Following the tour, the six scholars attended a reception where they networked with RPI and HVCC engineering faculty and leaders. During the reception, each scholar shared his or her career aspirations and interest in semiconductors.
- Minh Ho, who immigrated to the United States from Vietnam eight years ago, knew he wanted to be an engineer while helping his father fix cars. He hopes to apply what he learns about semiconductors to a job in the automotive industry, which depends more and more on chips as electric and autonomous vehicles become more common.
- Katie Ziegler is considering going into the biomedical field. She wants to know more about semiconductors because of their applications in medical diagnosis and treatments.

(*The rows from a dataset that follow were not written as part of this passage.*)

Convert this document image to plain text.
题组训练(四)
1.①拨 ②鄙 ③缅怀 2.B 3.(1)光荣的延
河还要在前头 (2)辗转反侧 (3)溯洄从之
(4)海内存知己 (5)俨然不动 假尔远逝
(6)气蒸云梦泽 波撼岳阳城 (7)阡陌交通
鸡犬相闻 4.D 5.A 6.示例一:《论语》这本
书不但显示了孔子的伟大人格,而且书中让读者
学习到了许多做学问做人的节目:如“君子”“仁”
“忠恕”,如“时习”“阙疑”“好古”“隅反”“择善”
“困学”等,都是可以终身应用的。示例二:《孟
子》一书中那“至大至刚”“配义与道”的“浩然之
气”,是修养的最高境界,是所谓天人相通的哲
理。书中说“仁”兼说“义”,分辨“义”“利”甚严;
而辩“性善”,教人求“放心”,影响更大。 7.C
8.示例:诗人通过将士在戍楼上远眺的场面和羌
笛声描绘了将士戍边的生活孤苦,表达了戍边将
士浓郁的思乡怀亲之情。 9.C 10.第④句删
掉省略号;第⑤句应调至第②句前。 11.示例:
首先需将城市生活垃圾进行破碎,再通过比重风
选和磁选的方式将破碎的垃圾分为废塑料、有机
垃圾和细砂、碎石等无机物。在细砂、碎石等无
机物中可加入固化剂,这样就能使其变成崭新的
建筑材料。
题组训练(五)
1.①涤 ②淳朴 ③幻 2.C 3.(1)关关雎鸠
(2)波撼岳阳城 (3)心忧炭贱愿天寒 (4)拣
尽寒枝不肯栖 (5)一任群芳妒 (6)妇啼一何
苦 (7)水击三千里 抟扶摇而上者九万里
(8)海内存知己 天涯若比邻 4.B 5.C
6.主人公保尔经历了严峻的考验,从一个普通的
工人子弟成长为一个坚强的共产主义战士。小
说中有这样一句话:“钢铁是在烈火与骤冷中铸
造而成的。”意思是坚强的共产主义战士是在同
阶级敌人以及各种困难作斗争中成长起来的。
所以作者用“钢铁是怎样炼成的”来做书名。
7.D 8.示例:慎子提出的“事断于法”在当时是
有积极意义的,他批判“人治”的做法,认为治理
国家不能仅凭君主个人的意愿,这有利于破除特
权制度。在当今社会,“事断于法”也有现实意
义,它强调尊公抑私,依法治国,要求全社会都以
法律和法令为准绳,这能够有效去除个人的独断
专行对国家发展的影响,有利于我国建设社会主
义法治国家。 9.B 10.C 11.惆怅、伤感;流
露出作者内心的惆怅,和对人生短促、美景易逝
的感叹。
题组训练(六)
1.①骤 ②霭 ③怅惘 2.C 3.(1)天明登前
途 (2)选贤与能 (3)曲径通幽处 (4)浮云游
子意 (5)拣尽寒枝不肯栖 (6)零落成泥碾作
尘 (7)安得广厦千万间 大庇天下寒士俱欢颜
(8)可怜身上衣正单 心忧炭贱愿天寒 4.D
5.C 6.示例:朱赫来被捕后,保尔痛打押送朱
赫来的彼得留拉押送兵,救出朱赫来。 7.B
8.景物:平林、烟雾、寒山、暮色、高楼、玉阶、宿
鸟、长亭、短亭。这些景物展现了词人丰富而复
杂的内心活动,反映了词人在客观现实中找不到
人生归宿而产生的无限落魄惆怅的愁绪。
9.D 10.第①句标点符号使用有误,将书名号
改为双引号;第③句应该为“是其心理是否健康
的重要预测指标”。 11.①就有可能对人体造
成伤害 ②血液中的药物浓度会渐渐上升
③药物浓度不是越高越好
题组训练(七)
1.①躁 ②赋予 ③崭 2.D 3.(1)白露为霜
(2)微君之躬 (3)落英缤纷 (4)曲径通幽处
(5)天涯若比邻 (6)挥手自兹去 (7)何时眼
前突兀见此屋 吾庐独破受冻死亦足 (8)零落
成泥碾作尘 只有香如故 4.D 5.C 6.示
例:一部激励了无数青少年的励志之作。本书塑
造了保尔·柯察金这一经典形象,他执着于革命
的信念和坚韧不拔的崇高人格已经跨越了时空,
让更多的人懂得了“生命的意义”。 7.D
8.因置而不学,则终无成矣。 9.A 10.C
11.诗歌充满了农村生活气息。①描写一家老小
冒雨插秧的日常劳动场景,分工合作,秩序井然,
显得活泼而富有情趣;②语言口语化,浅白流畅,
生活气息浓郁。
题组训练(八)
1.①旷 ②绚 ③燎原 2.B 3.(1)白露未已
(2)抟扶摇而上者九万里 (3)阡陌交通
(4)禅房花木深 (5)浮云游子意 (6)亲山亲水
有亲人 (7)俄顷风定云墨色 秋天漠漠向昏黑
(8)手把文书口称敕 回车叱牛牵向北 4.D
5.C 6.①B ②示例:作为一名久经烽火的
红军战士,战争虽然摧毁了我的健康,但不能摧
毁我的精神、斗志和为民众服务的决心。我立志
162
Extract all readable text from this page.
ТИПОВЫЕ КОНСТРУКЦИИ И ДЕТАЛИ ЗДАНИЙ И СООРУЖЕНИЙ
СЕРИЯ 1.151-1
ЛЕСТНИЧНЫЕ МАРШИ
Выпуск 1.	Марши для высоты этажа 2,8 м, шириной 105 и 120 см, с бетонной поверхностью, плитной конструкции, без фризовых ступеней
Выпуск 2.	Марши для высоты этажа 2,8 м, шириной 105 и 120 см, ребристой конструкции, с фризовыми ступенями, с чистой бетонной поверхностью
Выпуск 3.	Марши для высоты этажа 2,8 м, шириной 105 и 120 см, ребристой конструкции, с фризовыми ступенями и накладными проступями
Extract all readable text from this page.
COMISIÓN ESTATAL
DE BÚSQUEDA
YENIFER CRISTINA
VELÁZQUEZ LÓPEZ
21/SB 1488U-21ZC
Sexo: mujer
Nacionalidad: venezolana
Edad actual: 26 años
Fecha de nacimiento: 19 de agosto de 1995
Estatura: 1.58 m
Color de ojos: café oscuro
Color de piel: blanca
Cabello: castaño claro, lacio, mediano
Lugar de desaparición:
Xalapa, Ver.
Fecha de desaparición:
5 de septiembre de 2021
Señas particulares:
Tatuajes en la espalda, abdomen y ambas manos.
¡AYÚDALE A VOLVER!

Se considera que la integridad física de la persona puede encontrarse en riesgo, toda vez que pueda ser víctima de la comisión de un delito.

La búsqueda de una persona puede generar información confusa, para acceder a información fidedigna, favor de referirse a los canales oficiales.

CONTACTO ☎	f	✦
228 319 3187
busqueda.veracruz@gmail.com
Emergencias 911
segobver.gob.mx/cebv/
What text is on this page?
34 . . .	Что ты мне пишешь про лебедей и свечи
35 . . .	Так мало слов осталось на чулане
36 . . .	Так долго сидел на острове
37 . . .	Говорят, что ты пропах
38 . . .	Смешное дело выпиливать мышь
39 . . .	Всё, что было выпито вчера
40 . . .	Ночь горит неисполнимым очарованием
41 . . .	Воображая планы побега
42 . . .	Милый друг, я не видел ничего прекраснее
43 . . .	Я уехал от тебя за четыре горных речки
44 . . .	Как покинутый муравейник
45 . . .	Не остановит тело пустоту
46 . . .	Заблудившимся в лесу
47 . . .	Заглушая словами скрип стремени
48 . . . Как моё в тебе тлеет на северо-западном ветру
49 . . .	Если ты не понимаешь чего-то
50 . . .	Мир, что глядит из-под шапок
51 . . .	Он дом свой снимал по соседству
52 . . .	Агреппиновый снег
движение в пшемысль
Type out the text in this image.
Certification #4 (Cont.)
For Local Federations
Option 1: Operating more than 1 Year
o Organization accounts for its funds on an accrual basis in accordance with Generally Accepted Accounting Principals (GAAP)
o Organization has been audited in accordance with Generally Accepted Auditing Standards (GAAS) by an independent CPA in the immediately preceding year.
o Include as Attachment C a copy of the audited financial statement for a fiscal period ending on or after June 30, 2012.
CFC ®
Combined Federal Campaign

- Andrew Lee hopes to specialize in industrial engineering and work on supply chain issues. The semiconductor industry has a great need for supply chain management, Lee said, so he is interested in learning more about the complex processes that go into making chips.
- Aiden Fedorowicz hasn’t yet picked a career path, though he is considering either mechanical or electrical engineering as a focus. Right now, he’s most excited to learn more about semiconductors and engage with RPI faculty.
- Lucas Cook knew from an early age that he wanted to be an engineer, but it was a high school entrepreneurship and product development program that first got him interested in semiconductors. He sees semiconductors as an important link between all engineering fields.
- Hunter Weber hopes to become an electrical and computer engineer, so semiconductors are a natural fit.
As a result of the program, students are expected to see a variety of outcomes, including enhanced job opportunities in upstate New York’s semiconductor manufacturing industry and the growing microelectronics sector in the United States, unique opportunities to build higher level skills, and new ways to contribute to national security and prosperity by helping to build future chips in the United States, and especially in the upstate New York region.